It’s been a couple weeks since I’ve returned from my surf camp in Mexico. Since then, I’ve been eyeing surfboards nearly everywhere I go, looking for the one that will allow me more practice time at my local surf break.
The water’s a little colder here than in the Riviera Nayarit, but there’s so such thing as too cold—just inappropriately dressed. More neoprene solves the problem until I can get to warmer water again.
The Las Olas surf safari experience spoiled me. With an easy schedule every day involving only meals, yoga and surfing, it allowed me ample time to not only focus on my water skills, but also get to know my fellow classmates and why each chose a surf camp vacation. It was clear early on that we all enjoyed good food—as we sampled the restaurants to find the best fish tacos, Mexican hot chocolate and other local favorites.
What made it a successful surf trip for me was the focused attention from our talented instructors.

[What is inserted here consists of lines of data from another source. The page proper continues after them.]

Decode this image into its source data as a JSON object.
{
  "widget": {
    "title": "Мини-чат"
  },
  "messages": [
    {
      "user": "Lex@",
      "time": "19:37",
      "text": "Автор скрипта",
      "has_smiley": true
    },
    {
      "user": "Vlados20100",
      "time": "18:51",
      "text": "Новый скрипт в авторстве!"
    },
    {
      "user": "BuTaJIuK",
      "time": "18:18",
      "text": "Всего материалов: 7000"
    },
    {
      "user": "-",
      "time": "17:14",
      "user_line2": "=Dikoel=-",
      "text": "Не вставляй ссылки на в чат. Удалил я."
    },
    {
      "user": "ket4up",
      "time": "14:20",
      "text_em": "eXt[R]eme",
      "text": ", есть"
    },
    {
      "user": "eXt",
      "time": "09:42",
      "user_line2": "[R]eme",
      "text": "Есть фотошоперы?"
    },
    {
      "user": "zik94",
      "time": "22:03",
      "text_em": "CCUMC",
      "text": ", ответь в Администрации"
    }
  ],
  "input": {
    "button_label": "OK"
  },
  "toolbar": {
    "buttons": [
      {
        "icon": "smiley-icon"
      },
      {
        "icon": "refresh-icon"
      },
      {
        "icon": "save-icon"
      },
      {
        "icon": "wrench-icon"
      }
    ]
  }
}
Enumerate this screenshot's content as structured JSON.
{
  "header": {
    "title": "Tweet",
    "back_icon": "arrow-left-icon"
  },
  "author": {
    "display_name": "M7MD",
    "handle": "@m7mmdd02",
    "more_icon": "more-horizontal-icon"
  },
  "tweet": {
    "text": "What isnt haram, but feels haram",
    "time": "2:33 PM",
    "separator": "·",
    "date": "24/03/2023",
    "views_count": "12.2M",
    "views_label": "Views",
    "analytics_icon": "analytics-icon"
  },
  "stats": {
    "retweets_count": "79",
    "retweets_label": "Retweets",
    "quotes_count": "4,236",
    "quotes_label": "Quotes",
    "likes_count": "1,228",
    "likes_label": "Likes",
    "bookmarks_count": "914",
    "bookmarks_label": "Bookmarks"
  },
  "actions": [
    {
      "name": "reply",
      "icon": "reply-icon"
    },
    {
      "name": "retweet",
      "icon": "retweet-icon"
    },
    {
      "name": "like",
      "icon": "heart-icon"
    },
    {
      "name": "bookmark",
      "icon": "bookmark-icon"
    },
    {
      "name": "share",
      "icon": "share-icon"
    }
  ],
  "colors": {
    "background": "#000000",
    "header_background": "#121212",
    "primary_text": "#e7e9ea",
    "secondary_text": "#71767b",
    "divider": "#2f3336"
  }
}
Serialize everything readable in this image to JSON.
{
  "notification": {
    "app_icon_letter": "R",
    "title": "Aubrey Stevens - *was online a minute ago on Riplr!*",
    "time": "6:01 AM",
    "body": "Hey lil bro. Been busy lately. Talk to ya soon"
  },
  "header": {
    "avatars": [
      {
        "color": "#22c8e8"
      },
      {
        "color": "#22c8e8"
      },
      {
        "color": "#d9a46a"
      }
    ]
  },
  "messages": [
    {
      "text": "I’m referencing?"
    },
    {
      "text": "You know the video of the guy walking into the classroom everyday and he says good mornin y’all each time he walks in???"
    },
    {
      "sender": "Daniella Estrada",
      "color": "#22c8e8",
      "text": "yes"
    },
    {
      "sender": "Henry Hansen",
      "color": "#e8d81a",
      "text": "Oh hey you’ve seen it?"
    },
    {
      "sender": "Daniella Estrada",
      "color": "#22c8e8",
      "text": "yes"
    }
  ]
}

They spent hours in the water with us, and celebrated each success—even if it was as simple as riding a wave just a little longer than the last time. At best, we had a 1:1 instructor to student ratio. When we were all in the water, it was more like 1:2.

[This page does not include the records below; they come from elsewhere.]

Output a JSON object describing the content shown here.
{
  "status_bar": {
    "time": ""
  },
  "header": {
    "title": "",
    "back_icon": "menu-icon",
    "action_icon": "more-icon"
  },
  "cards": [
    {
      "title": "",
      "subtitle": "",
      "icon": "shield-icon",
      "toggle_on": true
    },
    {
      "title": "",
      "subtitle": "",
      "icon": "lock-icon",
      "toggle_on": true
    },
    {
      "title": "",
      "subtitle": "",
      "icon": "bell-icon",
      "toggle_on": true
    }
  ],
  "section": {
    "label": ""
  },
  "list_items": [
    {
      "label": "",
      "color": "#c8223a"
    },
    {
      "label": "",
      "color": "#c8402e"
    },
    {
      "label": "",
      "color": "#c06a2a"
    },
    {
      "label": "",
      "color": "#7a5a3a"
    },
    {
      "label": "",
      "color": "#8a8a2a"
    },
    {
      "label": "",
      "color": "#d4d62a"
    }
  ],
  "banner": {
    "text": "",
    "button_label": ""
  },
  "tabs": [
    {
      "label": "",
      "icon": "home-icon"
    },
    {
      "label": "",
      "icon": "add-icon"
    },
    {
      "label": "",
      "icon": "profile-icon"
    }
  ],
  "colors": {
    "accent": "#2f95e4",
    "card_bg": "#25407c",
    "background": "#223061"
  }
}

A little more than halfway through the week, we took a field trip to Punta de Mita to surf a longer wave and go whale watching. It was a lucky day. We spent time hanging out alongside a mother and her calf, as the calf continuously breached—giving us a huge show. Later, I got the best and longest ride of my week. A little time at the end to lunch on fresh shrimp ceviche and lounge in the sun was all I needed to call that my favorite day.

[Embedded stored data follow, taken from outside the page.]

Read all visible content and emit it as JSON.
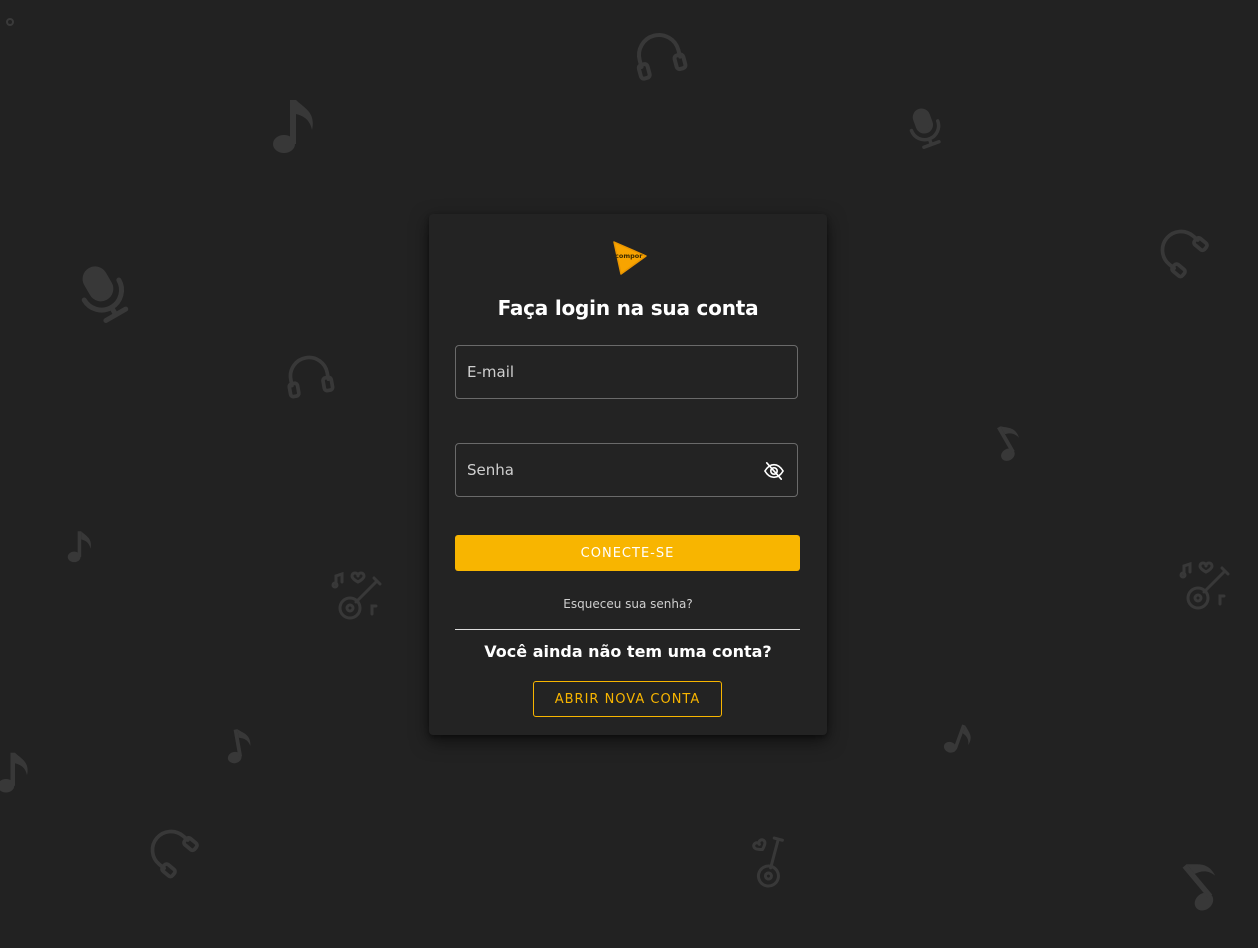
{
  "theme": {
    "background": "#222222",
    "card": "#232323",
    "accent": "#F8B500",
    "decor": "#3A3A3A"
  },
  "brand": {
    "logo_text": "compor",
    "logo_icon": "play-triangle-logo"
  },
  "login": {
    "title": "Faça login na sua conta",
    "email_placeholder": "E-mail",
    "email_value": "",
    "password_placeholder": "Senha",
    "password_value": "",
    "password_toggle_icon": "eye-off-icon",
    "submit_label": "CONECTE-SE",
    "forgot_label": "Esqueceu sua senha?"
  },
  "signup": {
    "prompt": "Você ainda não tem uma conta?",
    "button_label": "ABRIR NOVA CONTA"
  },
  "background_icons": [
    "headphones-icon",
    "music-note-icon",
    "microphone-icon",
    "guitar-icon"
  ]
}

What’s next? I’m headed to the Santa Ynez Valley for some hiking, horseback riding and Santa Maria-style barbecue. Then, I’m off to Aspen, to see if I can remember how to ski. Later in March, I’ll be in Kauai for Hawaiian culture, outdoor adventure and perhaps a little ukulele shopping. In between, it’s all about the writing, kayaking, hiking—and maybe a little surfing, if I can find the right board.